You can manually create a review app for any branch pushed to this repo. It's useful if you want to test your code on Heroku without opening a PR yet.

To create one:

  • log into Heroku.
  • Go to the network-pulse-api pipeline.
  • Click on + New app and select the branch you want to use.

The review app slack bot will post a message in the mofo-ra-pulse-api channel with links and credentials as soon as the review app is ready.

Environment variables:

  • GITHUB_TOKEN: GITHUB API authentication,
  • SLACK_WEBHOOK_RA: Webhook to mofo-ra-pulse-api

Non-secret envs can be added to the app.json file. Secrets must be set on Heroku in the Review Apps (pipelines' settings tab).

Debugging all the things

You may have noticed that when running with DEBUG=TRUE, there is a debugger toolbar to the right of any page you try to access. This is the Django Debug Toolbar, and that link will take you straight to the documentation for it on how to get the most out of it while trying to figure out what's going on when problems arise.
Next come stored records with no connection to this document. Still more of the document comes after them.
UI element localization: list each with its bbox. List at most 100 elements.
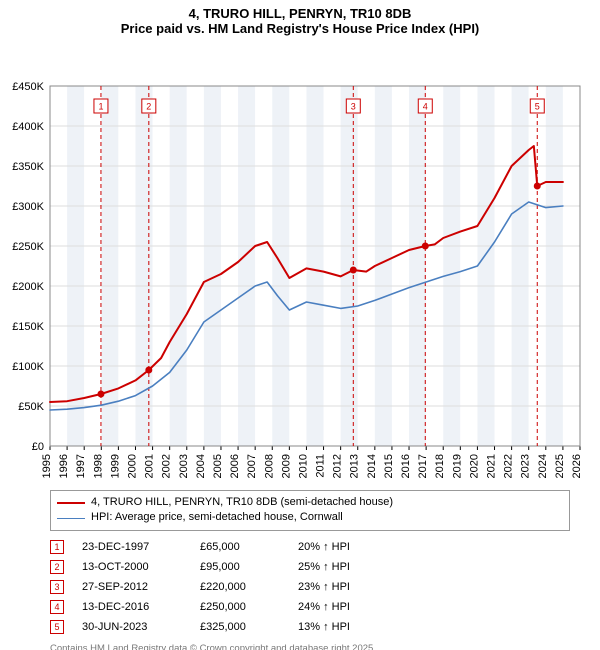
x-tick-label: 2011 bbox=[315, 454, 327, 478]
y-tick-label: £350K bbox=[12, 161, 44, 173]
sale-row: 2 13-OCT-2000 £95,000 25% ↑ HPI bbox=[50, 557, 570, 577]
x-tick-label: 2010 bbox=[297, 454, 309, 478]
sale-row-marker: 1 bbox=[50, 540, 64, 554]
y-tick-label: £0 bbox=[32, 441, 44, 453]
footnote-line-1: Contains HM Land Registry data © Crown c… bbox=[50, 643, 570, 650]
x-tick-label: 2008 bbox=[263, 454, 275, 478]
x-tick-label: 2007 bbox=[246, 454, 258, 478]
x-tick-label: 2018 bbox=[434, 454, 446, 478]
x-tick-label: 2023 bbox=[520, 454, 532, 478]
sale-marker-label: 4 bbox=[423, 102, 428, 112]
sale-row: 4 13-DEC-2016 £250,000 24% ↑ HPI bbox=[50, 597, 570, 617]
x-tick-label: 1996 bbox=[58, 454, 70, 478]
year-band bbox=[426, 86, 443, 446]
sale-row-hpi: 13% ↑ HPI bbox=[298, 621, 408, 633]
sale-row: 3 27-SEP-2012 £220,000 23% ↑ HPI bbox=[50, 577, 570, 597]
y-tick-label: £400K bbox=[12, 121, 44, 133]
year-band bbox=[409, 86, 426, 446]
y-tick-label: £250K bbox=[12, 241, 44, 253]
chart-container: 4, TRURO HILL, PENRYN, TR10 8DB Price pa… bbox=[0, 0, 600, 650]
sale-row: 1 23-DEC-1997 £65,000 20% ↑ HPI bbox=[50, 537, 570, 557]
sale-marker-label: 3 bbox=[351, 102, 356, 112]
footnote: Contains HM Land Registry data © Crown c… bbox=[50, 643, 570, 650]
x-tick-label: 2003 bbox=[178, 454, 190, 478]
sale-row: 530-JUN-2023£325,00013% ↑ HPI bbox=[50, 617, 570, 637]
title-line-1: 4, TRURO HILL, PENRYN, TR10 8DB bbox=[0, 6, 600, 21]
year-band bbox=[512, 86, 529, 446]
year-band bbox=[118, 86, 135, 446]
x-tick-label: 1995 bbox=[41, 454, 53, 478]
sale-row-date: 13-DEC-2016 bbox=[82, 601, 182, 613]
sale-row-date: 13-OCT-2000 bbox=[82, 561, 182, 573]
sale-row-price: £250,000 bbox=[200, 601, 280, 613]
x-tick-label: 2016 bbox=[400, 454, 412, 478]
year-band bbox=[67, 86, 84, 446]
year-band bbox=[272, 86, 289, 446]
chart-svg: £0£50K£100K£150K£200K£250K£300K£350K£400… bbox=[0, 36, 600, 486]
title-line-2: Price paid vs. HM Land Registry's House … bbox=[0, 21, 600, 36]
sale-row-marker: 4 bbox=[50, 600, 64, 614]
x-tick-label: 2012 bbox=[332, 454, 344, 478]
sale-row-hpi: 25% ↑ HPI bbox=[298, 561, 408, 573]
year-band bbox=[324, 86, 341, 446]
legend: 4, TRURO HILL, PENRYN, TR10 8DB (semi-de… bbox=[50, 490, 570, 531]
x-tick-label: 2026 bbox=[571, 454, 583, 478]
year-band bbox=[546, 86, 563, 446]
x-tick-label: 2002 bbox=[161, 454, 173, 478]
sale-marker-label: 2 bbox=[146, 102, 151, 112]
sale-row-marker: 5 bbox=[50, 620, 64, 634]
legend-swatch bbox=[57, 502, 85, 504]
year-band bbox=[563, 86, 580, 446]
year-band bbox=[495, 86, 512, 446]
year-band bbox=[153, 86, 170, 446]
sale-row-hpi: 20% ↑ HPI bbox=[298, 541, 408, 553]
x-tick-label: 2009 bbox=[280, 454, 292, 478]
x-tick-label: 2020 bbox=[468, 454, 480, 478]
x-tick-label: 2024 bbox=[537, 454, 549, 478]
sale-row-hpi: 23% ↑ HPI bbox=[298, 581, 408, 593]
year-band bbox=[187, 86, 204, 446]
sale-row-date: 23-DEC-1997 bbox=[82, 541, 182, 553]
x-tick-label: 1999 bbox=[109, 454, 121, 478]
year-band bbox=[392, 86, 409, 446]
year-band bbox=[443, 86, 460, 446]
x-tick-label: 2004 bbox=[195, 454, 207, 478]
sale-row-hpi: 24% ↑ HPI bbox=[298, 601, 408, 613]
x-tick-label: 2021 bbox=[486, 454, 498, 478]
x-tick-label: 1998 bbox=[92, 454, 104, 478]
x-tick-label: 2001 bbox=[144, 454, 156, 478]
x-tick-label: 2006 bbox=[229, 454, 241, 478]
y-tick-label: £450K bbox=[12, 81, 44, 93]
legend-item: 4, TRURO HILL, PENRYN, TR10 8DB (semi-de… bbox=[57, 495, 563, 510]
sale-row-marker: 2 bbox=[50, 560, 64, 574]
x-tick-label: 2014 bbox=[366, 454, 378, 478]
legend-swatch bbox=[57, 518, 85, 519]
year-band bbox=[306, 86, 323, 446]
sale-row-price: £325,000 bbox=[200, 621, 280, 633]
sale-marker-label: 5 bbox=[535, 102, 540, 112]
x-tick-label: 2013 bbox=[349, 454, 361, 478]
y-tick-label: £50K bbox=[18, 401, 44, 413]
x-tick-label: 2019 bbox=[451, 454, 463, 478]
sale-row-price: £220,000 bbox=[200, 581, 280, 593]
legend-item: HPI: Average price, semi-detached house,… bbox=[57, 510, 563, 525]
sales-table: 1 23-DEC-1997 £65,000 20% ↑ HPI 2 13-OCT-2000… bbox=[50, 537, 570, 637]
year-band bbox=[221, 86, 238, 446]
year-band bbox=[375, 86, 392, 446]
legend-label: HPI: Average price, semi-detached house,… bbox=[91, 510, 343, 525]
y-tick-label: £300K bbox=[12, 201, 44, 213]
y-tick-label: £150K bbox=[12, 321, 44, 333]
x-tick-label: 2015 bbox=[383, 454, 395, 478]
sale-row-price: £95,000 bbox=[200, 561, 280, 573]
sale-row-marker: 3 bbox=[50, 580, 64, 594]
sale-row-price: £65,000 bbox=[200, 541, 280, 553]
x-tick-label: 2017 bbox=[417, 454, 429, 478]
sale-row-date: 27-SEP-2012 bbox=[82, 581, 182, 593]
x-tick-label: 2005 bbox=[212, 454, 224, 478]
year-band bbox=[477, 86, 494, 446]
year-band bbox=[238, 86, 255, 446]
x-tick-label: 2000 bbox=[126, 454, 138, 478]
year-band bbox=[50, 86, 67, 446]
y-tick-label: £200K bbox=[12, 281, 44, 293]
year-band bbox=[358, 86, 375, 446]
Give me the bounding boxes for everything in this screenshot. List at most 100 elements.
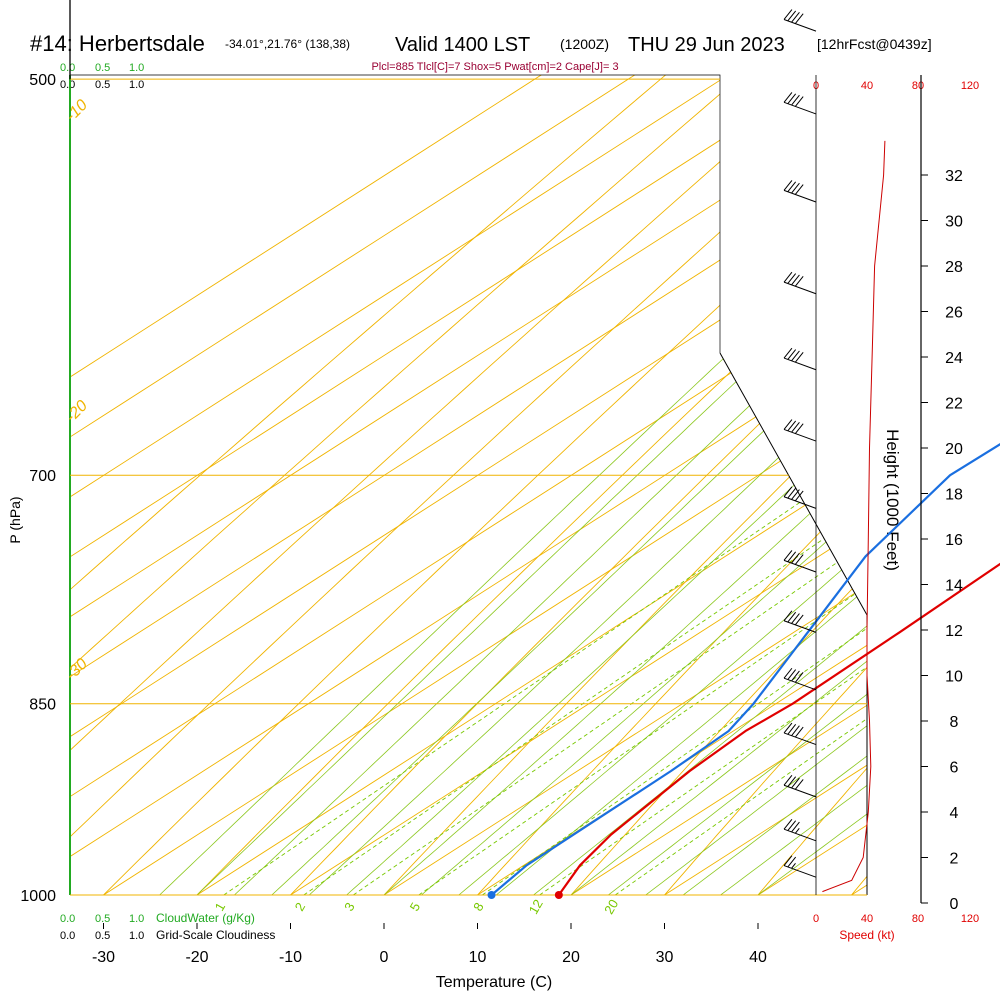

Resetting your database because of incompatible model changes

When working across multiple branches with multiple model changes, it sometimes becomes necessary to reset migrations and build a new database from scratch. You can either do this manually by deleting your db.sqlite3 as well as all model migration files that start with a number (except for the 0001 migration for issues, which instantiates various records in addition to boostrapping the issues table, and should never be deleted), but because this is inconvenient, there is a helper script to do this for you.

run pipenv run python reset_database.py and the steps mentioned above will be run automatically.

Note: This does wipe everything so you will still need to call pipenv run python manage.py createsuperuser afterwards to make sure you have a super user set up again.

Migrating data from Google sheets

To migrate data, export JSON from the Google Sheets db, and save it in the root directory as migrationData.json. Then run pipenv run python migrate.py. This generates massagedData.json. In public/migrate.html, update the endpoint to be the address of the one you're trying to migrate data into. If it's a local db, leave as is. Spin up a server from the public folder on port 8080. Log in to your API using Oauth (either the hosted site or test.example.com:8000 if doing this locally) Visit http://test.example.com:8080/migrate.html, paste the contents of massagedData.json, and submit. It will process the entire array of entries one at a time, POSTing them to the server. Check your developer console and network requests if it doesn't complete after a minute or two.